Entonces, entre el polvo y los escombros, algo emergió: una placa metálica, grabada con su propia dirección, intacta bajo el caos. Se agachó y la rozó con los dedos. En ese momento, los obreros se detuvieron. La miraban en silencio, como si la reconocieran.
Uno de ellos susurró: —Ya la encontramos.
Nadie explicó nada más.

Fortuna maldita

Fortuna maldita

Les habría gustado ser ricos, y en sus sueños lo imaginaban con una claridad deslumbrante. Se verían deslizándose por salones de mármol con la elegancia de quienes nacen entre sedas, sus sonrisas discretas como perlas ocultas, sus miradas cargadas de una serenidad que no necesita alardes.
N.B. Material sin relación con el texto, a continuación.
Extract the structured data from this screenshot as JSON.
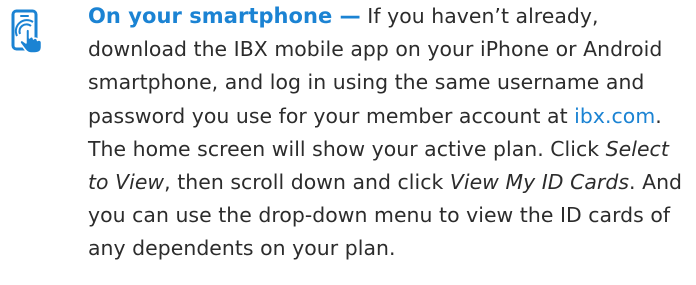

Vestirían con la sobriedad de quienes no tienen nada que probar, dejando que el tacto de sus gestos hablara por ellos. En su fantasía, la riqueza era un manto ligero, nunca un peso que exhibir.
Pero una tarde, al abrir un baúl olvidado en el desván, hallaron un fajo de billetes antiguos, herencia de un tío excéntrico. No eran ricos aún, sino guardianes de un secreto: el dinero estaba maldito, y cada moneda susurraba su ruina.

Los voladores

Los voladores

Los voladores se alzaron en su danza postrera, elevando a los viajeros con un zumbido suave hacia el confín del mundo conocido. Aterrizaron al filo de una vasta llanura, suspendida sobre un cuenco de cielo líquido: un espejo azul tan inmenso que el horizonte se desvanecía en su propia infinitud. El viento susurraba promesas de lo inalcanzable, y los observadores contemplaban en silencio aquella extensión que parecía devorar la luz.
De pronto, uno de los voladores, con sus alas aún vibrantes, se lanzó al abismo. No cayó, sino que surcó el cielo líquido como un pez alado. Entonces lo descubrieron: no era agua, sino un océano de estrellas líquidas. Y el volador, transformado, les guiñó desde un universo invertido.